The trail is wide enough 
for the hiker to avoid poison oak.

    When I paused to read my poem on its placard by the trail and read its last two lines—"Gathering all the glory on the wing/A bird's song colors air. These days of spring"—I lifted my head and heard the birds, the perfect combination of poetry and experience. Reading about the turkey vulture in Dan Kaufman's poem at an overlook, I kept expecting to see a vulture soaring in the distance. And Pepper Trail's five haiku were written on Table Rock, so they evoked exactly where I was.
    From the wide, flat expanse of the top of Upper Table Rock, snow-peaked Siskiyou Mountains rickracked the distant horizon.

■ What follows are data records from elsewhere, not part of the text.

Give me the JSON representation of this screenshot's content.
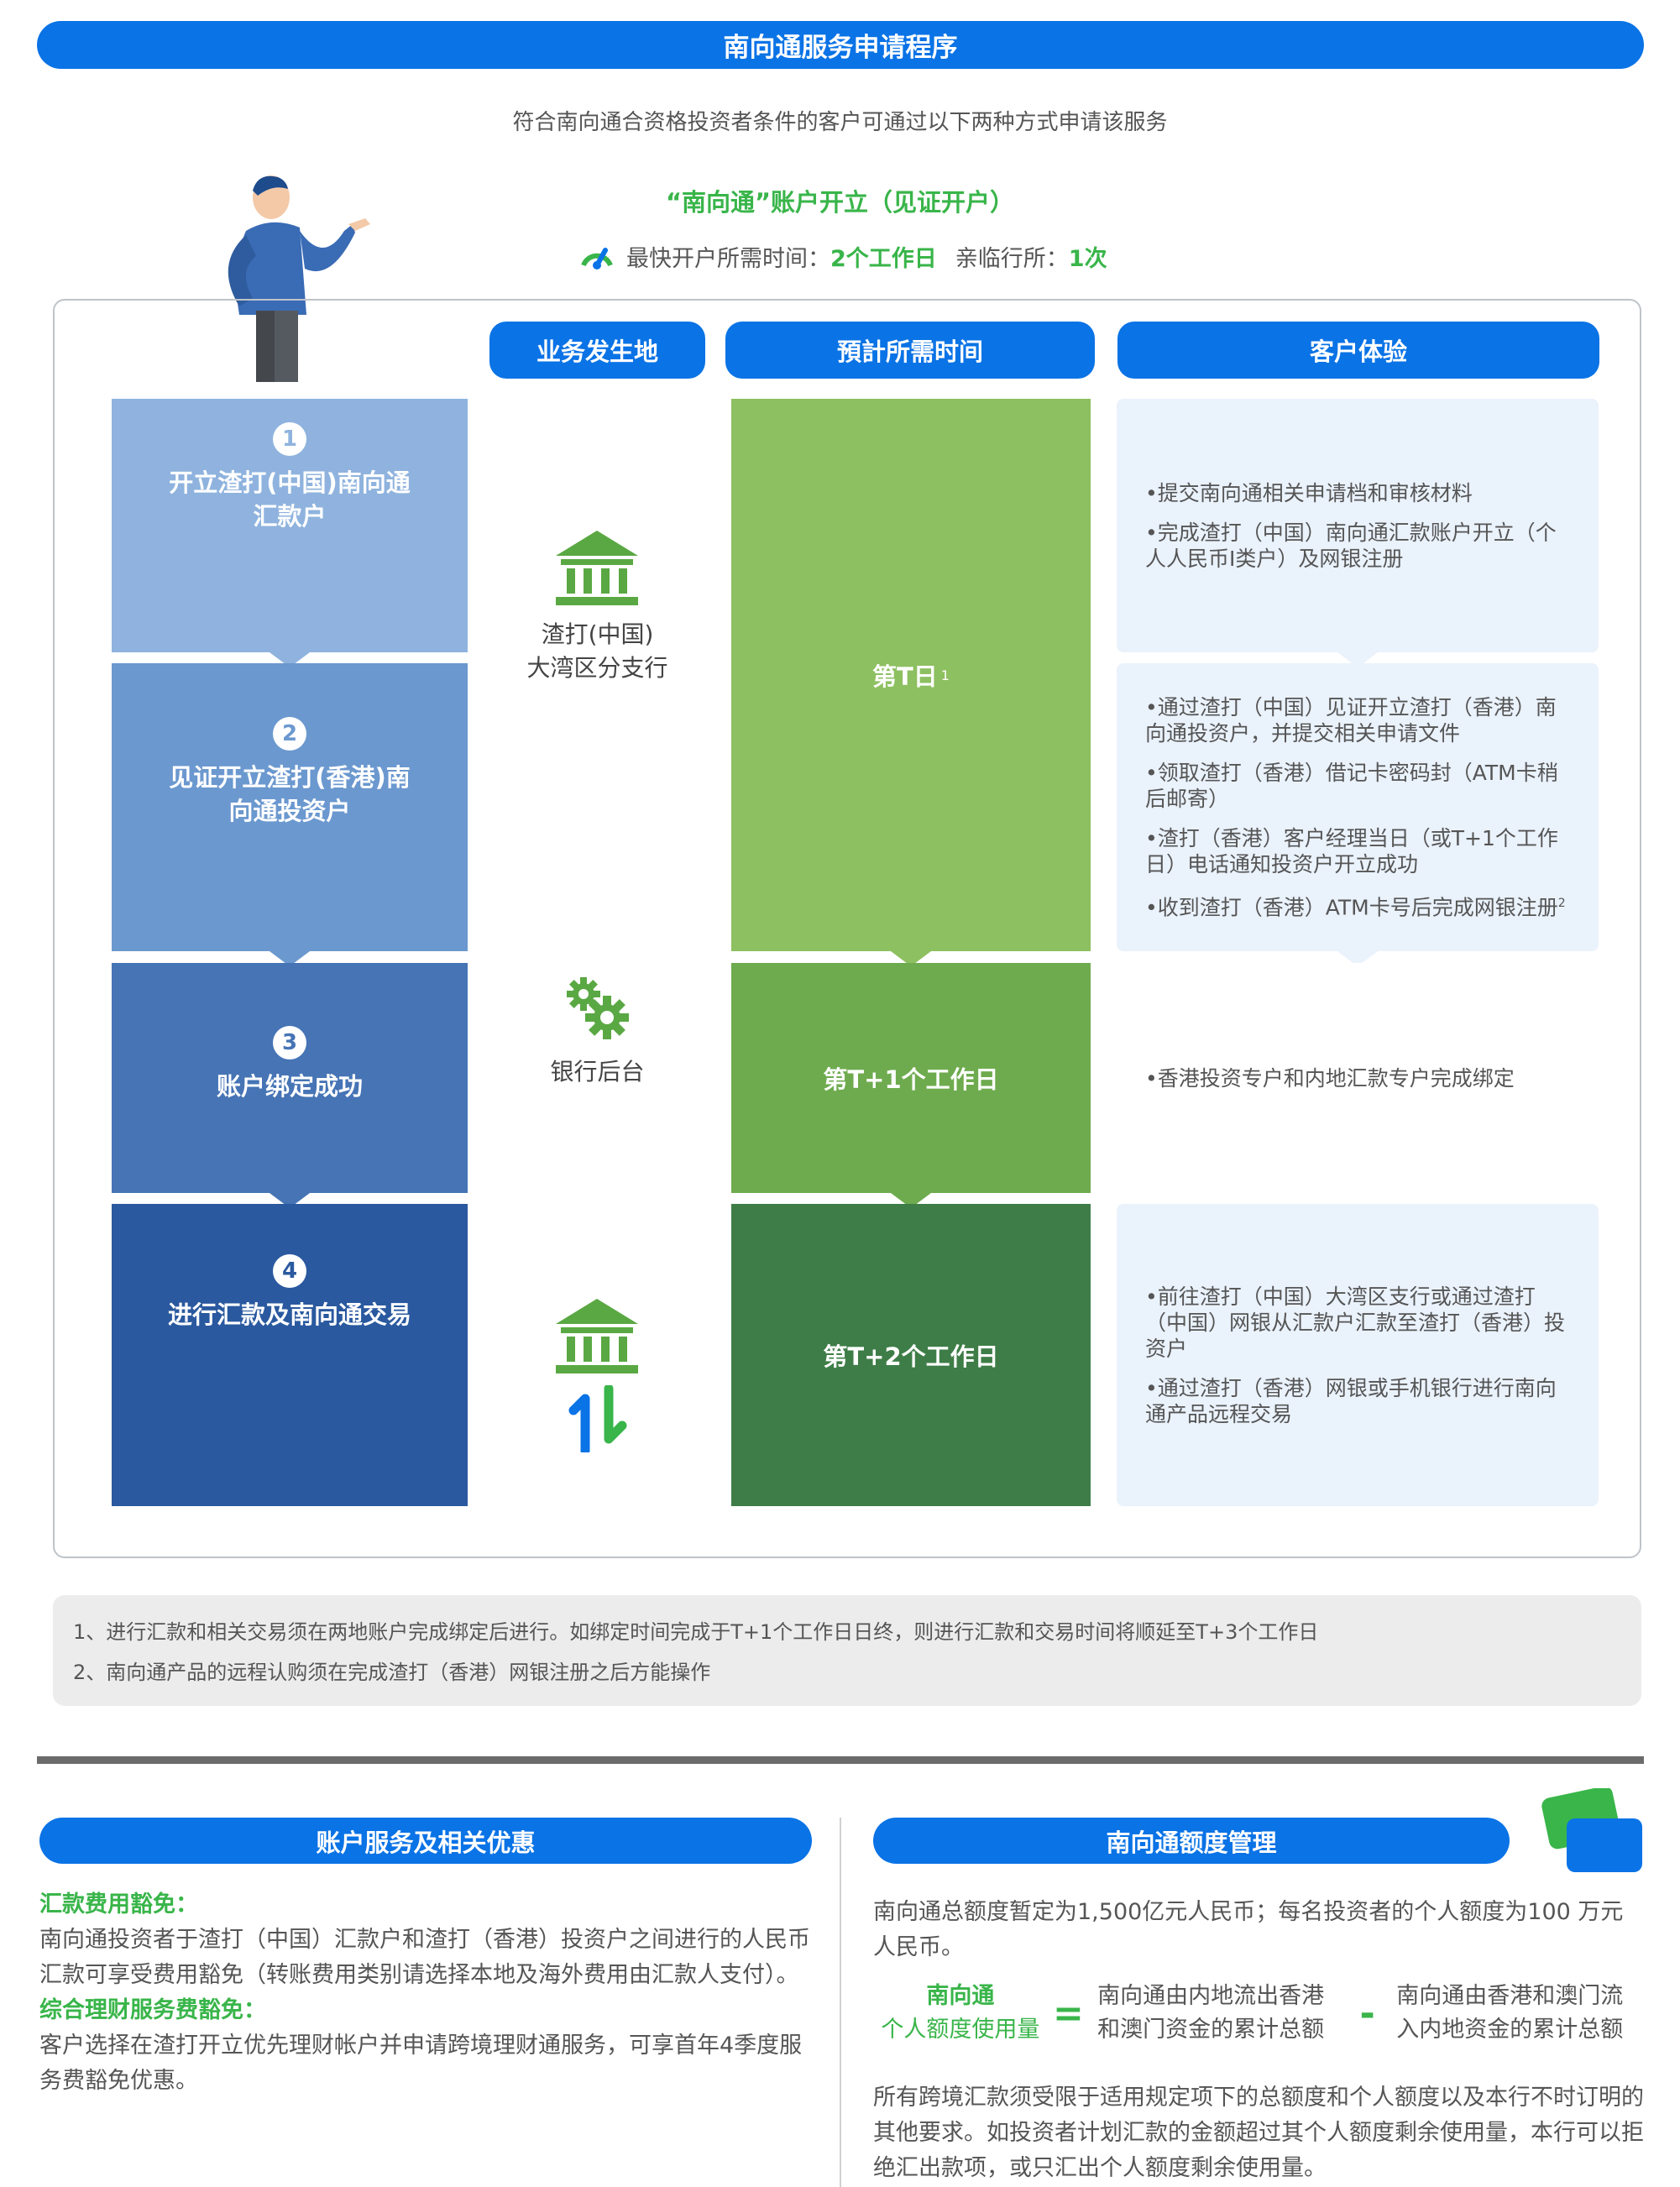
{
  "header": {
    "title": "南向通服务申请程序",
    "subtitle": "符合南向通合资格投资者条件的客户可通过以下两种方式申请该服务",
    "account_title": "“南向通”账户开立（见证开户）",
    "fastest_label": "最快开户所需时间：",
    "fastest_value": "2个工作日",
    "visit_label": "亲临行所：",
    "visit_value": "1次"
  },
  "columns": {
    "location": "业务发生地",
    "time": "預計所需时间",
    "experience": "客户体验"
  },
  "steps": [
    {
      "num": "1",
      "label": "开立渣打(中国)南向通汇款户"
    },
    {
      "num": "2",
      "label": "见证开立渣打(香港)南向通投资户"
    },
    {
      "num": "3",
      "label": "账户绑定成功"
    },
    {
      "num": "4",
      "label": "进行汇款及南向通交易"
    }
  ],
  "locations": {
    "branch_line1": "渣打(中国)",
    "branch_line2": "大湾区分支行",
    "backoffice": "银行后台"
  },
  "times": {
    "t": "第T日",
    "t_sup": "1",
    "t1": "第T+1个工作日",
    "t2": "第T+2个工作日"
  },
  "experience": {
    "box1": [
      "•提交南向通相关申请档和审核材料",
      "•完成渣打（中国）南向通汇款账户开立（个人人民币I类户）及网银注册"
    ],
    "box2": [
      "•通过渣打（中国）见证开立渣打（香港）南向通投资户，并提交相关申请文件",
      "•领取渣打（香港）借记卡密码封（ATM卡稍后邮寄）",
      "•渣打（香港）客户经理当日（或T+1个工作日）电话通知投资户开立成功",
      "•收到渣打（香港）ATM卡号后完成网银注册"
    ],
    "box2_sup": "2",
    "box3": [
      "•香港投资专户和内地汇款专户完成绑定"
    ],
    "box4": [
      "•前往渣打（中国）大湾区支行或通过渣打（中国）网银从汇款户汇款至渣打（香港）投资户",
      "•通过渣打（香港）网银或手机银行进行南向通产品远程交易"
    ]
  },
  "notes": [
    "1、进行汇款和相关交易须在两地账户完成绑定后进行。如绑定时间完成于T+1个工作日日终，则进行汇款和交易时间将顺延至T+3个工作日",
    "2、南向通产品的远程认购须在完成渣打（香港）网银注册之后方能操作"
  ],
  "left_section": {
    "title": "账户服务及相关优惠",
    "h1": "汇款费用豁免：",
    "p1": "南向通投资者于渣打（中国）汇款户和渣打（香港）投资户之间进行的人民币汇款可享受费用豁免（转账费用类别请选择本地及海外费用由汇款人支付）。",
    "h2": "综合理财服务费豁免：",
    "p2": "客户选择在渣打开立优先理财帐户并申请跨境理财通服务，可享首年4季度服务费豁免优惠。"
  },
  "right_section": {
    "title": "南向通额度管理",
    "p1": "南向通总额度暂定为1,500亿元人民币；每名投资者的个人额度为100 万元人民币。",
    "formula_left_1": "南向通",
    "formula_left_2": "个人额度使用量",
    "formula_eq": "=",
    "formula_mid": "南向通由内地流出香港和澳门资金的累计总额",
    "formula_minus": "-",
    "formula_right": "南向通由香港和澳门流入内地资金的累计总额",
    "p2": "所有跨境汇款须受限于适用规定项下的总额度和个人额度以及本行不时订明的其他要求。如投资者计划汇款的金额超过其个人额度剩余使用量，本行可以拒绝汇出款项，或只汇出个人额度剩余使用量。"
  },
  "colors": {
    "blue": "#0a73e6",
    "step1": "#8fb3de",
    "step2": "#6b98cf",
    "step3": "#4674b5",
    "step4": "#2a599f",
    "green1": "#8dc060",
    "green2": "#6eab4e",
    "green3": "#3e7d47",
    "accent_green": "#39b54a"
  }
}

Desert parsley yellowed the ground. 
Desert parsley and snowy Siskiyous

In the distance I could see a white tower of some sort and imagined it as a religious or ritual tribute to Table Rock. I was curious enough to decide to walk to it.
    To save you the hour's walk, in case you hike there and have the same curiosity, I will tell you that it is an ugly government tower with huge Keep Off signs. I could have saved myself the extra hour's walk by simply looking for information on Wikipedia later, which told me, after I got home, that it is a 25-foot tall very high frequency omnidirectional range aviation tower. In other words, a practical thing for navigation, but far from the lovely steeple I had imagined.
ORA tower

    Other than the tower, the hike was nothing but beauty—the flowers, the views, the woods, and the poems. If you live in or near the Rogue Valley, go to the Table Rock trails this April both to see the wildflowers and to read the poems. You're in for a treat.